= Ronald Shaw =

Royal Air Force airman

Ronald Francis Shaw (28 November 1920 – 9 August 1945) was a Royal Air Force corporal who was captured by the Japanese during World War II, and was killed by the atomic bombing of Nagasaki while in Japanese captivity.

Shaw was from Edmonton, London, and served as an engine fitter in the Royal Air Force. He initially served in Egypt before being transferred to the Far East. His plane took off from Java to fly to Sumatra; however, it turned back and then crashed roughly 16 miles south-east from Lahat, where he was assisted by Chinese civilians.

Shaw was later seen by the No. 84 Squadron R.A.F, who noted he was severely injured, and aboard a boat heading to either India or Colombo. Shaw sent a note to the Officer-in-charge which stated "plane got out of control and crashed". His boat did not reach the destination, and Shaw was declared missing in the Far East.

Shaw was captured in 1942 in Batavia (now Jakarta) and taken to Japan as a prisoner of war.
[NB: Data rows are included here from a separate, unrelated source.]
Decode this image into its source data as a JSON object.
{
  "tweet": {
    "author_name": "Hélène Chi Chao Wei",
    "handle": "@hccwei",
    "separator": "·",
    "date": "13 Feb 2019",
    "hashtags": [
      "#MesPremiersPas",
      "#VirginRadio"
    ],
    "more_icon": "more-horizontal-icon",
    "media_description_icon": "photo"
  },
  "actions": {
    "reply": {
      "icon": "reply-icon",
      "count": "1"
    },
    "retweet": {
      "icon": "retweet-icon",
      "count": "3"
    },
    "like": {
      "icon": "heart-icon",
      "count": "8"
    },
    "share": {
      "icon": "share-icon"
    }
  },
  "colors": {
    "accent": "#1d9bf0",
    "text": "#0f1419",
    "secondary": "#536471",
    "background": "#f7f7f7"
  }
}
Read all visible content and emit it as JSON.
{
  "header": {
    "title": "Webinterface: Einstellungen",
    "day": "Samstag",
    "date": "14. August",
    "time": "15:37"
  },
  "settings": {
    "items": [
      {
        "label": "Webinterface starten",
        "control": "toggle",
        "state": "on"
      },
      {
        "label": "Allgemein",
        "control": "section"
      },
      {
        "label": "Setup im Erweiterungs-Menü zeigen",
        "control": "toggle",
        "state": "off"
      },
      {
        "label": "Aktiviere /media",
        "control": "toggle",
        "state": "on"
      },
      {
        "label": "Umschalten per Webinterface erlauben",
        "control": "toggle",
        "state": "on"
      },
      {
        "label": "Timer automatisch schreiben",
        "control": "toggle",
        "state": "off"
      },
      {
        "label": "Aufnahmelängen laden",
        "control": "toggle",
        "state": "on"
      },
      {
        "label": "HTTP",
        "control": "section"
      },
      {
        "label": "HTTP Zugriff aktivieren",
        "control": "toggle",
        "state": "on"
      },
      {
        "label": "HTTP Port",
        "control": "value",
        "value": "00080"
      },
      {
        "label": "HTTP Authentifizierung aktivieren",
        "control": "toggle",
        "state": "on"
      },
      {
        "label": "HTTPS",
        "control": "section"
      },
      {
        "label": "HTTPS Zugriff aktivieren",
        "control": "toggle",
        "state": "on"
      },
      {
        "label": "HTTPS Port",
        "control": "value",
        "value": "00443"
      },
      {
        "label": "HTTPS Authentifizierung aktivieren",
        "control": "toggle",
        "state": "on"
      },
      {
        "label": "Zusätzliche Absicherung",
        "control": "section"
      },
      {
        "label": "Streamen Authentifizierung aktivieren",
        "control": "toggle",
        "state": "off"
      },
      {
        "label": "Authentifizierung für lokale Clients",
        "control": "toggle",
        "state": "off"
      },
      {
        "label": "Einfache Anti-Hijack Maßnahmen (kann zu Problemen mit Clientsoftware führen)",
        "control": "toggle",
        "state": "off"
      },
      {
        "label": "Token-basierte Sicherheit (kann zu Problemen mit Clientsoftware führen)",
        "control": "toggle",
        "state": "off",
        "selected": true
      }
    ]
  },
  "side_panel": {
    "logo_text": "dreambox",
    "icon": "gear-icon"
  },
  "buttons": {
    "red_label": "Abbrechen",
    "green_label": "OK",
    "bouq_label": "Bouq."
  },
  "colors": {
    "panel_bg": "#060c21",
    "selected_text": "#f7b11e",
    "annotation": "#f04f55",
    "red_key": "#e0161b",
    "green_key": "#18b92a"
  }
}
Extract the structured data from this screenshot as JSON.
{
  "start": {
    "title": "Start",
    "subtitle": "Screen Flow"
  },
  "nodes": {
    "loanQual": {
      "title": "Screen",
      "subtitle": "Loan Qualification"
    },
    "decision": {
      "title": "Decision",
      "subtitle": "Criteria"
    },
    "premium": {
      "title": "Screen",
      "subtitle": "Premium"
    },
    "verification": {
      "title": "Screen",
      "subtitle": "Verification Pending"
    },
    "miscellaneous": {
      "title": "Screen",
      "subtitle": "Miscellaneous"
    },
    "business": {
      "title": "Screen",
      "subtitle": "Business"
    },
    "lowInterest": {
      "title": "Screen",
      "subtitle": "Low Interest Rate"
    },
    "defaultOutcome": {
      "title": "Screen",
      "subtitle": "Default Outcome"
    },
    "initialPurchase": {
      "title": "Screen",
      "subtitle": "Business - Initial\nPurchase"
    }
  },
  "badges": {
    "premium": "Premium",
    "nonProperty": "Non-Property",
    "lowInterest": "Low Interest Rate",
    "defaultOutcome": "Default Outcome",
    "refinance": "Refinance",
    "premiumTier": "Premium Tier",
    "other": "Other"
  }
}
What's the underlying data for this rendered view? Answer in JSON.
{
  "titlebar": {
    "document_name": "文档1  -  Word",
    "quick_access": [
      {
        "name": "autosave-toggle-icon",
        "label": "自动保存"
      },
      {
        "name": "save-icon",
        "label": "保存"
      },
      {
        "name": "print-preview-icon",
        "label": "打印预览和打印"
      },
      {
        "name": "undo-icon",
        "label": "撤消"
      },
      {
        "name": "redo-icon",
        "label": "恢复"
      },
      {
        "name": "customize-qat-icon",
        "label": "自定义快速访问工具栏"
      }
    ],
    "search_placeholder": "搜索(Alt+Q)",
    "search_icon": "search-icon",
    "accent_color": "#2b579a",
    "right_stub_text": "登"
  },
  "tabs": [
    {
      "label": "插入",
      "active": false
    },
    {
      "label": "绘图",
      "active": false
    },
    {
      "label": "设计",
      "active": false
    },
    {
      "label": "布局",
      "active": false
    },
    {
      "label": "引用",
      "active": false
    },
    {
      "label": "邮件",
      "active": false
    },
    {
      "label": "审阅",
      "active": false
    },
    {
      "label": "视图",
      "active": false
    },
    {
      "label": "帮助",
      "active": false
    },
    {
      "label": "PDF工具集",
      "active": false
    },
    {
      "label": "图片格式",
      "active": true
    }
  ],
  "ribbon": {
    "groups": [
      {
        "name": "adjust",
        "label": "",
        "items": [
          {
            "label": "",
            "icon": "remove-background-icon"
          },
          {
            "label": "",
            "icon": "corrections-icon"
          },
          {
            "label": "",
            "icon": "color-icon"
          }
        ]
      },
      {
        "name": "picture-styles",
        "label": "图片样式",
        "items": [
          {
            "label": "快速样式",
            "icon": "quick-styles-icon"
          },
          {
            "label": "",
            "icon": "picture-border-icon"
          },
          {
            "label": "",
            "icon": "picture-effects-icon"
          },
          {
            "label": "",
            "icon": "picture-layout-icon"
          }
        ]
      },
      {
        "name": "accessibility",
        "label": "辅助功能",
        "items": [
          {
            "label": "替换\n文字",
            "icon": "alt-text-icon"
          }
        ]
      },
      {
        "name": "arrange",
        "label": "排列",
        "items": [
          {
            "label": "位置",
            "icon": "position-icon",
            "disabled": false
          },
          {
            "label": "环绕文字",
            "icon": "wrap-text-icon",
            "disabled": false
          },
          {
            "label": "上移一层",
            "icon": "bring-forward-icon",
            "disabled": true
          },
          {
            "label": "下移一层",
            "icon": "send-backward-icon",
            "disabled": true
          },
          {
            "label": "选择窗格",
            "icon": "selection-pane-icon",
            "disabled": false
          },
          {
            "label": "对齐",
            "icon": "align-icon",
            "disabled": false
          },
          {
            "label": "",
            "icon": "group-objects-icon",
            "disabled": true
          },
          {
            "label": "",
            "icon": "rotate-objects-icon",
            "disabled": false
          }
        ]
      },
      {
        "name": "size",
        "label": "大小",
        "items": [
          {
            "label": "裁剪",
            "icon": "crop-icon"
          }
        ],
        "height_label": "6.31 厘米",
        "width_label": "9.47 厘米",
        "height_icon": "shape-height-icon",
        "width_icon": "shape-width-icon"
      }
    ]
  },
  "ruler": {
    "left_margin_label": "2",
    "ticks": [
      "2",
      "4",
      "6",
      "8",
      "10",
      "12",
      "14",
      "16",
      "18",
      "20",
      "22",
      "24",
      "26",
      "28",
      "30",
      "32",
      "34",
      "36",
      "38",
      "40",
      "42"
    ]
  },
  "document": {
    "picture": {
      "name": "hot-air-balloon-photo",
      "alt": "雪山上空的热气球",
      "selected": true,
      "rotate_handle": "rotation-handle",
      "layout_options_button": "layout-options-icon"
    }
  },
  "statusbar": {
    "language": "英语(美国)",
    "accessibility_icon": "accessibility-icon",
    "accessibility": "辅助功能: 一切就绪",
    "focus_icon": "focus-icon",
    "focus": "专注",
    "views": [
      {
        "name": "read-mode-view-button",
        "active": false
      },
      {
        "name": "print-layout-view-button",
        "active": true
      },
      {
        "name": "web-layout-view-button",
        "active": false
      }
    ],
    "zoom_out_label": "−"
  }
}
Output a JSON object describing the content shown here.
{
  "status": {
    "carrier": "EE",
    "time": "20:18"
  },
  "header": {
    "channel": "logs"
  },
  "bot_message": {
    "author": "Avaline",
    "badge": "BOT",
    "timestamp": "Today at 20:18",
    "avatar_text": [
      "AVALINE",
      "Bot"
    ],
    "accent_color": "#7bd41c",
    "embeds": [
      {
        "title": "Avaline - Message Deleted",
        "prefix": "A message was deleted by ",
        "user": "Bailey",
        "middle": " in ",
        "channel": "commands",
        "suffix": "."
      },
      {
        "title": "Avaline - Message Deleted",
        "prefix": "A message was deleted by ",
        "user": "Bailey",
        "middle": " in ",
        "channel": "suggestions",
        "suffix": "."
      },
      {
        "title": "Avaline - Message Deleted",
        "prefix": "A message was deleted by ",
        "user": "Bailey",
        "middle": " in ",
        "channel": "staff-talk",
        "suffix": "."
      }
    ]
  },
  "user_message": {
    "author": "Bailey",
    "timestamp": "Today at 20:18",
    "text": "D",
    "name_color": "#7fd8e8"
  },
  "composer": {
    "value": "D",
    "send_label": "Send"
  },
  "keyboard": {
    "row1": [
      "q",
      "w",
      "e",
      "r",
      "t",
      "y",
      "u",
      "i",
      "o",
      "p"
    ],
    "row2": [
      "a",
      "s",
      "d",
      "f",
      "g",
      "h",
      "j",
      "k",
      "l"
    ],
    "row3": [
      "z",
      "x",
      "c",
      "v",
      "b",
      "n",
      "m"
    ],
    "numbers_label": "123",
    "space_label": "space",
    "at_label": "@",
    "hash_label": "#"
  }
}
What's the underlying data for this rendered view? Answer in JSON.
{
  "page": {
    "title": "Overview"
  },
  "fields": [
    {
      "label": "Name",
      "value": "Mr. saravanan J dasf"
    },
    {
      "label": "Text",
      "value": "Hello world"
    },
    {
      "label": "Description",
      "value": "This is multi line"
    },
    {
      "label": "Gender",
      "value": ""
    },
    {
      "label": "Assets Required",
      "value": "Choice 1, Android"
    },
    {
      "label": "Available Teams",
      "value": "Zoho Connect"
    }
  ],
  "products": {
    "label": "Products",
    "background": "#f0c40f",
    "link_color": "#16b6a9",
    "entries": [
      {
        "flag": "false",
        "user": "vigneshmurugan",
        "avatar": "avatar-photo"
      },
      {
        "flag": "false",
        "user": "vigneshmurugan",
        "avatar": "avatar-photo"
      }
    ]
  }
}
In 1944 he was sent by sea on a Japanese hell ship; however, the ship was sunk. Shaw survived and was taken to Kyushu, and then in August 1945 worked in a Nagasaki shipyard.

On 9 August 1945, the US atomic bombing of Nagasaki took place, and the bomb is believed to have exploded close to the area where Shaw was being held prisoner. He was killed when a wall fell on him.

Shaw was the first prisoner of war to be listed at the Nagasaki National Peace Memorial Hall for the Atomic Bomb Victims and the second non-Japanese (the first being a Chinese civilian).